Gunung Sugih (lampost.co)–Pemerintah Provinsi Lampung mempercepat pemeliharaan infrastruktur jalan di sejumlah titik strategis guna menyambut arus mudik Lebaran 2026. Fokus utama perbaikan saat ini menyasar Ruas Metro–Kota Gajah serta beberapa jalur penghubung antarkabupaten yang menjadi urat nadi mobilitas warga.
Gubernur Lampung, Rahmat Mirzani Djausal, menegaskan bahwa kunci ketahanan jalan aspal terletak pada sistem drainase yang sehat. Oleh karena itu, di Ruas Metro–Kota Gajah, pihaknya memprioritaskan pengerukan saluran air di bahu jalan untuk mencegah genangan yang memicu kerusakan aspal.

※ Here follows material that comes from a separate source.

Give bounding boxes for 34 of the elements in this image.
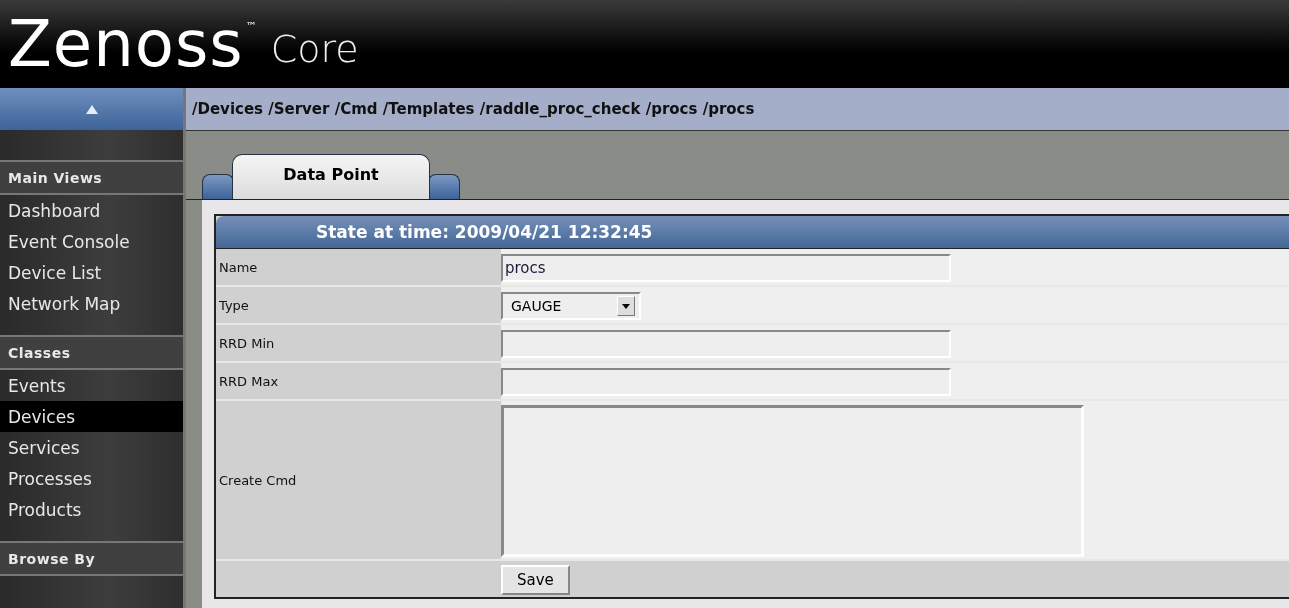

“Kita tidak ingin genangan air memperparah kondisi jalan. Drainase kita benahi, lubang ditutup, dan badan jalan diratakan agar masyarakat bisa melintas dengan aman dan nyaman saat Ramadan nanti,” ujar Gubernur Mirza saat meninjau lokasi, Senin, 23 Februari 2026.
Langkah ini merupakan bagian dari strategi respons cepat pemerintah dalam menjaga kelancaran distribusi logistik dan mobilitas warga. Selain pemeliharaan rutin, Gubernur juga meninjau Ruas Bandar Jaya–Simpang Mandala yang telah dibangun menggunakan konstruksi rigid beton pada 2025 untuk memastikan kualitasnya tetap terjaga.
Penanganan terpadu oleh Unit Pelaksana Teknis Daerah (UPTD) juga tengah berlangsung di beberapa wilayah lain, meliputi:
-
Ruas Kali Rejo – Bangun Rejo
-
Ruas Kotabumi – Bandar Abung
-
Ruas Daya Murni – Gunung Batin
Pascalebaran
Selain langkah darurat dan preventif menjelang Idulfitri, Pemprov Lampung telah menyusun rencana pembangunan infrastruktur yang lebih masif. Sebanyak 62 ruas jalan provinsi telah masuk dalam daftar pembangunan lanjutan yang dijadwalkan mulai dikerjakan segera setelah Lebaran.
“Pemeliharaan saat ini adalah langkah taktis agar aktivitas ekonomi dan ibadah masyarakat tidak terganggu. Namun secara berkelanjutan, pembangunan akan kita teruskan di puluhan ruas jalan lainnya pascalebaran,” ujar Mirza.